A utopia é uma questão importante da modernidade debatida por Octavio Paz. Para o autor (1990, p.33), as grandes revoluções que propiciaram o surgimento da história moderna encontraram inspiração no pensamento do século XVIII, porque essa centúria foi próspera em uma série de projetos de reforma social e também em utopias. Não podemos negar que a racionalização da vida foi, sem dúvida alguma, um projeto utópico. É certo que, pelas utopias, o mundo cometeu várias injustiças, mas, de qualquer forma, a utopia, mal ou bem, nos trouxe ao lugar em que estamos agora. Foi, graças à utopia, que foram realizadas as ações e os sonhos ambiciosos da modernidade.
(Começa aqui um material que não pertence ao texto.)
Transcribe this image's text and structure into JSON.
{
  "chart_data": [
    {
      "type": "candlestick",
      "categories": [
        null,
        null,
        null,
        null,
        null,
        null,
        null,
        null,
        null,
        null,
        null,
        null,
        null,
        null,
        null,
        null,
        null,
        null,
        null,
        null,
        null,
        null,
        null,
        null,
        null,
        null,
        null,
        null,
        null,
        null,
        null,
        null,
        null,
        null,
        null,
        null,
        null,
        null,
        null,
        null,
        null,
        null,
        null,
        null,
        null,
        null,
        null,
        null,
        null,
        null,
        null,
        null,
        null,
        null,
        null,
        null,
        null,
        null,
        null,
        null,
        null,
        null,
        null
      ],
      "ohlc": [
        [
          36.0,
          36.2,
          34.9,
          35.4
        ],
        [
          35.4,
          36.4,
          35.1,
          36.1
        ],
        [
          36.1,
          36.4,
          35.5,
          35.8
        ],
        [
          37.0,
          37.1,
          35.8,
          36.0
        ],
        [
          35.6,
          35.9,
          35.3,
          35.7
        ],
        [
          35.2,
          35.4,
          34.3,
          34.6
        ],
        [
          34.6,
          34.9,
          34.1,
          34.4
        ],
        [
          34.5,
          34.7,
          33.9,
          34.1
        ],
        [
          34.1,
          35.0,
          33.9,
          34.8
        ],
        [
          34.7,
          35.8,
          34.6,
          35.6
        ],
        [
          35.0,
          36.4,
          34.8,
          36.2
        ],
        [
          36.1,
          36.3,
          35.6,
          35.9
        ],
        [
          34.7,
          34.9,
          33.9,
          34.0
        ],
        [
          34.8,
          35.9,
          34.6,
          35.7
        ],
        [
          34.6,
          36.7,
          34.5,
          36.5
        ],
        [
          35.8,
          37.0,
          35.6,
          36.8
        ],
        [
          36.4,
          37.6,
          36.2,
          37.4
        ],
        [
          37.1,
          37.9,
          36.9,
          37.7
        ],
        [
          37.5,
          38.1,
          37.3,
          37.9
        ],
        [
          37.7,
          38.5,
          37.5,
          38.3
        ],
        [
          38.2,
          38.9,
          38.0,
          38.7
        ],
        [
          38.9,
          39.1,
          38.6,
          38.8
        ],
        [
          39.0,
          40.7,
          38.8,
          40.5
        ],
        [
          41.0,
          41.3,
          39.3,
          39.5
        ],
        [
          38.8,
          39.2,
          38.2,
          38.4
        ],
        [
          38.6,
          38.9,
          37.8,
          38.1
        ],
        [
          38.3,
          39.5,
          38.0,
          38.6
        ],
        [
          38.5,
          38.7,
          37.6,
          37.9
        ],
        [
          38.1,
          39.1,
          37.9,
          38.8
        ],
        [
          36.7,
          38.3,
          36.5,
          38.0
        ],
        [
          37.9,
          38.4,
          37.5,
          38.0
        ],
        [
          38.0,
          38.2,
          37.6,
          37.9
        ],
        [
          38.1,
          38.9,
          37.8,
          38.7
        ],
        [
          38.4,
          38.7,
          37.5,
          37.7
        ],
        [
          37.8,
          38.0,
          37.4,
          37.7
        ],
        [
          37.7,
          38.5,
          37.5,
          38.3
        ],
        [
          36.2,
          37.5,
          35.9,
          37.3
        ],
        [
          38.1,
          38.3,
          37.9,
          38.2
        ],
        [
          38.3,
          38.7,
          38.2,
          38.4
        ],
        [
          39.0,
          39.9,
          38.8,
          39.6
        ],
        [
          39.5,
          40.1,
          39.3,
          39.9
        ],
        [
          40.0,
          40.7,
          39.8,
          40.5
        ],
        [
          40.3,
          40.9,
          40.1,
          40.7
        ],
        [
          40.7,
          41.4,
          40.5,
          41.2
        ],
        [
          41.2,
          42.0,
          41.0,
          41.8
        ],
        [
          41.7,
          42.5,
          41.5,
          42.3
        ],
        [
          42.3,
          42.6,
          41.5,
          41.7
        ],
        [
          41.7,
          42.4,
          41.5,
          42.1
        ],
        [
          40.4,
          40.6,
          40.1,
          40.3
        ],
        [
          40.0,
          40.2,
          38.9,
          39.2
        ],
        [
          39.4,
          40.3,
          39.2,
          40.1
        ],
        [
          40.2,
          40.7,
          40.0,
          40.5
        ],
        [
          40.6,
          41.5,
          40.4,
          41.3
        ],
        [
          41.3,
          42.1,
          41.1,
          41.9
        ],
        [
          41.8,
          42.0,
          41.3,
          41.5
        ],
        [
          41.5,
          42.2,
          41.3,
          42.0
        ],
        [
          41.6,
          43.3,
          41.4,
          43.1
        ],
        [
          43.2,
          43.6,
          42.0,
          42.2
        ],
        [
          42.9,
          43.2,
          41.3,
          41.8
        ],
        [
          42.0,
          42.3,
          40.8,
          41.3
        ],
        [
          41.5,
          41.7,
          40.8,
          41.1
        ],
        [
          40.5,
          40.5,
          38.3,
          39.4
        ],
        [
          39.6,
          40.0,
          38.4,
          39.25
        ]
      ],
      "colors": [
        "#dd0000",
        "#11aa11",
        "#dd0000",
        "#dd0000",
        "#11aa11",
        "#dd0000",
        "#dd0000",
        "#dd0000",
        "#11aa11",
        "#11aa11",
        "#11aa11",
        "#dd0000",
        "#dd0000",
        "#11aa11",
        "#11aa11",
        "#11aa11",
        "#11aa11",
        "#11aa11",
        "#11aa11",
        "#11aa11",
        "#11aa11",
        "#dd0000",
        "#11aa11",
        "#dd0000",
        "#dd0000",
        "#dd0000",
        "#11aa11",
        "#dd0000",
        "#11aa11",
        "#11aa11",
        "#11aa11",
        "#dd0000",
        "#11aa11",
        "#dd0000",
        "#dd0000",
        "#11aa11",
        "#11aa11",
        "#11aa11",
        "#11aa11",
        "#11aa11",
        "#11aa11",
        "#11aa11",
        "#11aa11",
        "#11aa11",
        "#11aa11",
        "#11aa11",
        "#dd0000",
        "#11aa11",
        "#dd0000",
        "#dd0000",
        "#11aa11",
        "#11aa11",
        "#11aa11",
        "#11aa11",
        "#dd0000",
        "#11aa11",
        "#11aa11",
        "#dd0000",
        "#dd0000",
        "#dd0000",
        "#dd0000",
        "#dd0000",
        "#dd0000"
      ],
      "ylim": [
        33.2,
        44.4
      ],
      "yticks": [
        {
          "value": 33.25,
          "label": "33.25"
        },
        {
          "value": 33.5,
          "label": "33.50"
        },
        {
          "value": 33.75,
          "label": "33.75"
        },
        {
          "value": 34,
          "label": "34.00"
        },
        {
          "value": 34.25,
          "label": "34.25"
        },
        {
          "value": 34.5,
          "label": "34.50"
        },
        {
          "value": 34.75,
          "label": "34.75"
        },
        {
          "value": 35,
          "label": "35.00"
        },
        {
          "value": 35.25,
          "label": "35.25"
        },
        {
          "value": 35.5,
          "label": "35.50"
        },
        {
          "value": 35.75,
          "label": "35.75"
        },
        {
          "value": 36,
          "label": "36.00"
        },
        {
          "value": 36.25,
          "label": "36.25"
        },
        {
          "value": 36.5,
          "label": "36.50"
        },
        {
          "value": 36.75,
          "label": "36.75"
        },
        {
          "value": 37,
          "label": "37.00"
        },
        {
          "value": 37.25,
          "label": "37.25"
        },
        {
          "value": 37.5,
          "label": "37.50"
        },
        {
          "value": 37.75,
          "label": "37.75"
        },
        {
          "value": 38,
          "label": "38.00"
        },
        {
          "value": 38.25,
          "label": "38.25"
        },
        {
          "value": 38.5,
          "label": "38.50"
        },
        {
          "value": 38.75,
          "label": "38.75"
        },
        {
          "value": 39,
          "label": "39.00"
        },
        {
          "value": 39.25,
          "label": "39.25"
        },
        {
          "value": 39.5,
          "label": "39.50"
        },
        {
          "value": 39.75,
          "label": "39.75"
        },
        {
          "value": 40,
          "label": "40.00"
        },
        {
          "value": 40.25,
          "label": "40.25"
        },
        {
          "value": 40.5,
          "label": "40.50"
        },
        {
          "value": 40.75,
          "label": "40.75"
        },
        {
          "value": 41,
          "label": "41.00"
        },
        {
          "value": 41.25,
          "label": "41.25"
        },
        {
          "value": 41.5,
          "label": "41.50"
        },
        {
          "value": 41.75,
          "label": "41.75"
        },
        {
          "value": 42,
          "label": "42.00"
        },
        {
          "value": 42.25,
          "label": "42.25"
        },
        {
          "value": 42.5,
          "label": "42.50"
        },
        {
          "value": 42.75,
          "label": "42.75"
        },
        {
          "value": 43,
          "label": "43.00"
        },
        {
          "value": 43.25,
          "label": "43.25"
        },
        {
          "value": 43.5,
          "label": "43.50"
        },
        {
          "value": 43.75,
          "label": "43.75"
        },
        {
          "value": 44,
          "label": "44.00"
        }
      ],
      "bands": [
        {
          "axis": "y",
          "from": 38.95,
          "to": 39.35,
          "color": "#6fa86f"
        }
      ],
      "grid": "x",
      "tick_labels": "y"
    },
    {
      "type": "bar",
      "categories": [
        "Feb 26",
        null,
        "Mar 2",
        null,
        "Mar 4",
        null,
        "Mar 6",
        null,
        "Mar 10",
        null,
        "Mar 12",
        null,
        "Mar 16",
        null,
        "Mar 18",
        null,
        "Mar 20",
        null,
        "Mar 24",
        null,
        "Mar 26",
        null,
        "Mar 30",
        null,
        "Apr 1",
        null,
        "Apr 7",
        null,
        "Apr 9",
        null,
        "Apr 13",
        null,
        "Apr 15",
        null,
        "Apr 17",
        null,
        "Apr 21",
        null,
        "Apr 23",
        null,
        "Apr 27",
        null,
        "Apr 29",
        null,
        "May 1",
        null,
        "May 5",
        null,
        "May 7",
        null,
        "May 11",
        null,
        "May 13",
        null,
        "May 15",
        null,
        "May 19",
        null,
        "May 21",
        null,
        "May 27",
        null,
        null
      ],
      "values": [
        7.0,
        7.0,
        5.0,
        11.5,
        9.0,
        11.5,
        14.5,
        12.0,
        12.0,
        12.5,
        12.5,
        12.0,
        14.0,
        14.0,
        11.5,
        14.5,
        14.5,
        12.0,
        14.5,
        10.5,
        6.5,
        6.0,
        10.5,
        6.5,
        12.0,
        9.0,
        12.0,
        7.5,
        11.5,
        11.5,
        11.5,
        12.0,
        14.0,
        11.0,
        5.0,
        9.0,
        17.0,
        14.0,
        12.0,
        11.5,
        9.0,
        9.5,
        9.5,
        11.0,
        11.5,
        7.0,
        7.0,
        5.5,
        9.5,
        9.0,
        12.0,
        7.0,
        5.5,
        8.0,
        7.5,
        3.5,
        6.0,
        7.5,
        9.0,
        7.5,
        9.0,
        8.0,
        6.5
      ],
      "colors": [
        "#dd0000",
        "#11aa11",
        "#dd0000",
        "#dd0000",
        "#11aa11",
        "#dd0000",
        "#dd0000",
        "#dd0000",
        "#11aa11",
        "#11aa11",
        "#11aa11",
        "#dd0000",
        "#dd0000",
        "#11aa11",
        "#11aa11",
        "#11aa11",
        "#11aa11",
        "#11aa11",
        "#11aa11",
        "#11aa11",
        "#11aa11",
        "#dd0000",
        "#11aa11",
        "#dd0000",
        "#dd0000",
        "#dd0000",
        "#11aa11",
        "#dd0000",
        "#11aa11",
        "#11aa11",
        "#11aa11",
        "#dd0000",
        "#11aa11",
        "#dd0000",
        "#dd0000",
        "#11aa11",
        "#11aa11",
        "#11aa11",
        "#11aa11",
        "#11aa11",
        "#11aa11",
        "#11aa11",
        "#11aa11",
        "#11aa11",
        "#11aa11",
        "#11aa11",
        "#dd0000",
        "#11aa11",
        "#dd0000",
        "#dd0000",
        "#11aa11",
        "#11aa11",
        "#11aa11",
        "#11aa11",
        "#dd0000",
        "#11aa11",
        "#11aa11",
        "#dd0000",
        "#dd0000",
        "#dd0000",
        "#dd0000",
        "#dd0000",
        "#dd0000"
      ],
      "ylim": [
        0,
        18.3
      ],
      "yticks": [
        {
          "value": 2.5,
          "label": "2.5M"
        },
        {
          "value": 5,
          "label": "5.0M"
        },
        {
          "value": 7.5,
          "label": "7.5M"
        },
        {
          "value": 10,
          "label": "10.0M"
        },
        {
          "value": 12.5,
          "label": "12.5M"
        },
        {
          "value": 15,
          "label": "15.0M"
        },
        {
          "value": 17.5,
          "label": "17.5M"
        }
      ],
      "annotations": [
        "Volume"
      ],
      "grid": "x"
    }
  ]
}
Paz (ibidem) acredita que as utopias do século XVIII foram o grande estímulo que conduziu os rumos da história dos séculos XIX, XX e, por que não dizer, também entusiasma as aspirações do século XXI, já que, sem algum tipo utopia, não é possível existir. A utopia tem tudo a ver com a crítica; ela é, na realidade, a sua outra face. Assim sendo, para Octavio Paz (ibid.), quem elabora uma crítica está propondo alguma esperança utópica; somente uma idade crítica tem condições de idealizar utopias. Como sonhos ativos da razão, as utopias pretendem e, algumas vezes, conseguem

transformar-se em revoluções que mudam o caminho da história de nações e povos. A utopia, para Paz (ibid., p.34), é outro traço característico da Idade Moderna, que denota a importância que o futuro ocupa na vida do homem. O melhor não se encontraria no passado tampouco no presente, ainda estaria por vir no porvir.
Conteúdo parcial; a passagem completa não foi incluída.